Figure 2. Comparison of mechanisms of allosteric regulation of activity for E. coli and human RNRs.

(A) The molecular basis of allosteric regulation of activity in class Ia RNR from E. coli. dATP inhibits activity by binding to the activity effector site in the cone domain (green) in α and promoting conversion of the active α₂β₂ complex (modeled by docking PDB: 5CNS chains A and B with PDB: 1RIB) to an inhibited α₄β₄ ring (PDB: 5CNS). In particular, with dATP bound to the activity effector site in α, the cone domain forms an interface with β, leading to α₄β₄ ring formation. ATP restores activity by displacing dATP in the activity effector site in the cone domain, which disrupts the α-β interface of the α₄β₄ ring, and further pushes the equilibrium toward the α₂β₂ complex. The molecular basis by which dATP promotes α-β interface formation and ATP disrupts it has not been established.
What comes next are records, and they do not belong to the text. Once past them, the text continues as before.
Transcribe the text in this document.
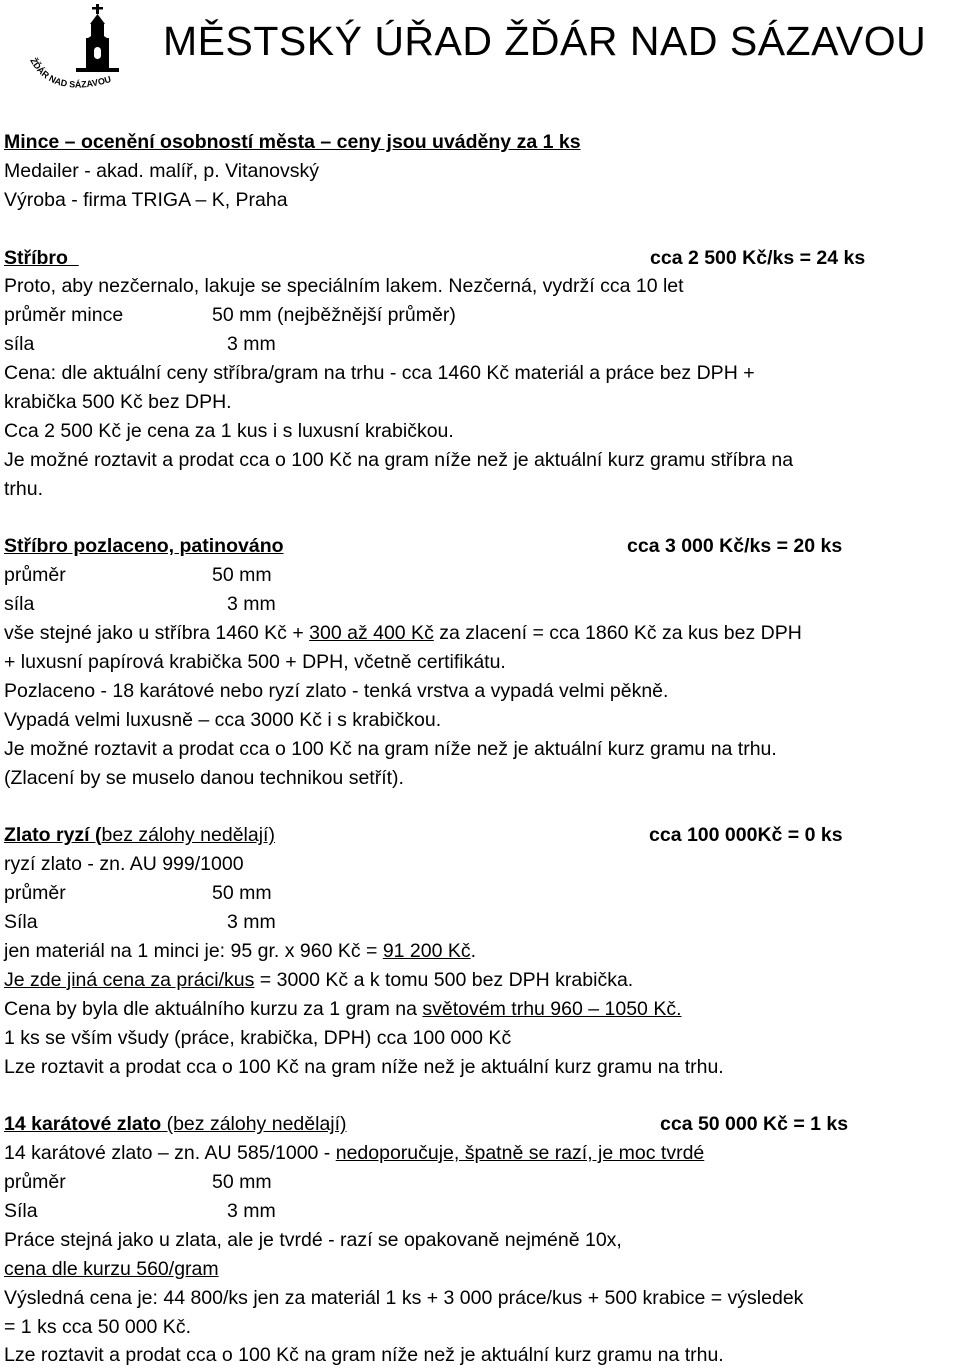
ŽĎÁR NAD SÁZAVOU
MĚSTSKÝ ÚŘAD ŽĎÁR NAD SÁZAVOU
Mince – ocenění osobností města – ceny jsou uváděny za 1 ks
Medailer - akad. malíř, p. Vitanovský
Výroba - firma TRIGA – K, Praha
Stříbro	cca 2 500 Kč/ks = 24 ks
Proto, aby nezčernalo, lakuje se speciálním lakem. Nezčerná, vydrží cca 10 let
průměr mince	50 mm (nejběžnější průměr)
síla	3 mm
Cena: dle aktuální ceny stříbra/gram na trhu - cca 1460 Kč materiál a práce bez DPH +
krabička 500 Kč bez DPH.
Cca 2 500 Kč je cena za 1 kus i s luxusní krabičkou.
Je možné roztavit a prodat cca o 100 Kč na gram níže než je aktuální kurz gramu stříbra na
trhu.
Stříbro pozlaceno, patinováno	cca 3 000 Kč/ks = 20 ks
průměr	50 mm
síla	3 mm
vše stejné jako u stříbra 1460 Kč + 300 až 400 Kč za zlacení = cca 1860 Kč za kus bez DPH
+ luxusní papírová krabička 500 + DPH, včetně certifikátu.
Pozlaceno - 18 karátové nebo ryzí zlato - tenká vrstva a vypadá velmi pěkně.
Vypadá velmi luxusně – cca 3000 Kč i s krabičkou.
Je možné roztavit a prodat cca o 100 Kč na gram níže než je aktuální kurz gramu na trhu.
(Zlacení by se muselo danou technikou setřít).
Zlato ryzí (bez zálohy nedělají)	cca 100 000Kč = 0 ks
ryzí zlato - zn. AU 999/1000
průměr	50 mm
Síla	3 mm
jen materiál na 1 minci je: 95 gr. x 960 Kč = 91 200 Kč.
Je zde jiná cena za práci/kus = 3000 Kč a k tomu 500 bez DPH krabička.
Cena by byla dle aktuálního kurzu za 1 gram na světovém trhu 960 – 1050 Kč.
1 ks se vším všudy (práce, krabička, DPH) cca 100 000 Kč
Lze roztavit a prodat cca o 100 Kč na gram níže než je aktuální kurz gramu na trhu.
14 karátové zlato (bez zálohy nedělají)	cca 50 000 Kč = 1 ks
14 karátové zlato – zn. AU 585/1000 - nedoporučuje, špatně se razí, je moc tvrdé
průměr	50 mm
Síla	3 mm
Práce stejná jako u zlata, ale je tvrdé - razí se opakovaně nejméně 10x,
cena dle kurzu 560/gram
Výsledná cena je: 44 800/ks jen za materiál 1 ks + 3 000 práce/kus + 500 krabice = výsledek
= 1 ks cca 50 000 Kč.
Lze roztavit a prodat cca o 100 Kč na gram níže než je aktuální kurz gramu na trhu.
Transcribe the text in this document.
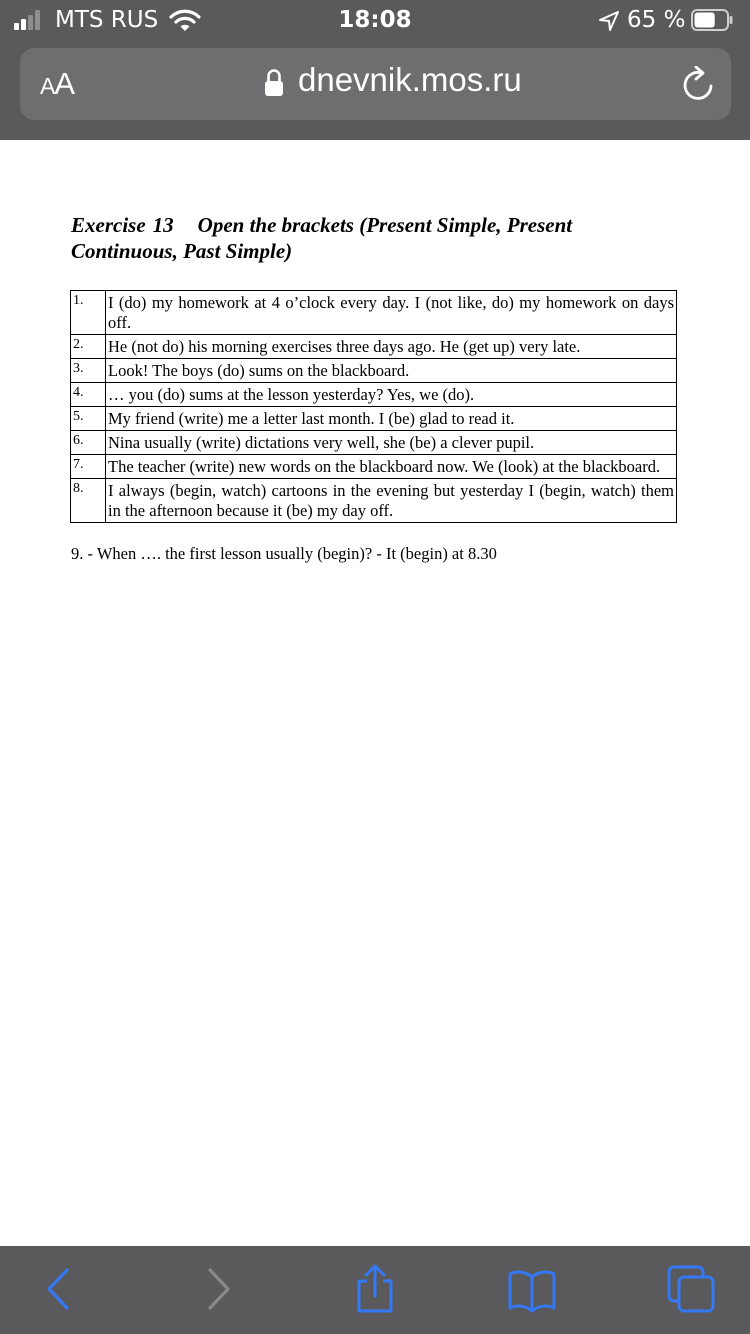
MTS RUS	18:08	65 %
AA	dnevnik.mos.ru
Exercise 13 Open the brackets (Present Simple, Present Continuous, Past Simple)
1.	I (do) my homework at 4 o’clock every day. I (not like, do) my homework on days off.
2.	He (not do) his morning exercises three days ago. He (get up) very late.
3.	Look! The boys (do) sums on the blackboard.
4.	… you (do) sums at the lesson yesterday? Yes, we (do).
5.	My friend (write) me a letter last month. I (be) glad to read it.
6.	Nina usually (write) dictations very well, she (be) a clever pupil.
7.	The teacher (write) new words on the blackboard now. We (look) at the blackboard.
8.	I always (begin, watch) cartoons in the evening but yesterday I (begin, watch) them in the afternoon because it (be) my day off.
9. - When …. the first lesson usually (begin)? - It (begin) at 8.30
Long-distance radical transfer between α and β is illustrated by red arrows. (B) The molecular basis of allosteric regulation of activity in human class Ia RNR (see text in Discussion). Briefly, α₂ forms α₆ in the presence of both ATP and dATP. The stability of the hexamer formed determines whether the enzyme is active when β₂ is added. dATP-induced hexamers are stable and inactive whereas ATP-induced hexamers are unstable and activated by β₂ addition. Schematic of human RNR was prepared using the same models and coloring as Figure 1.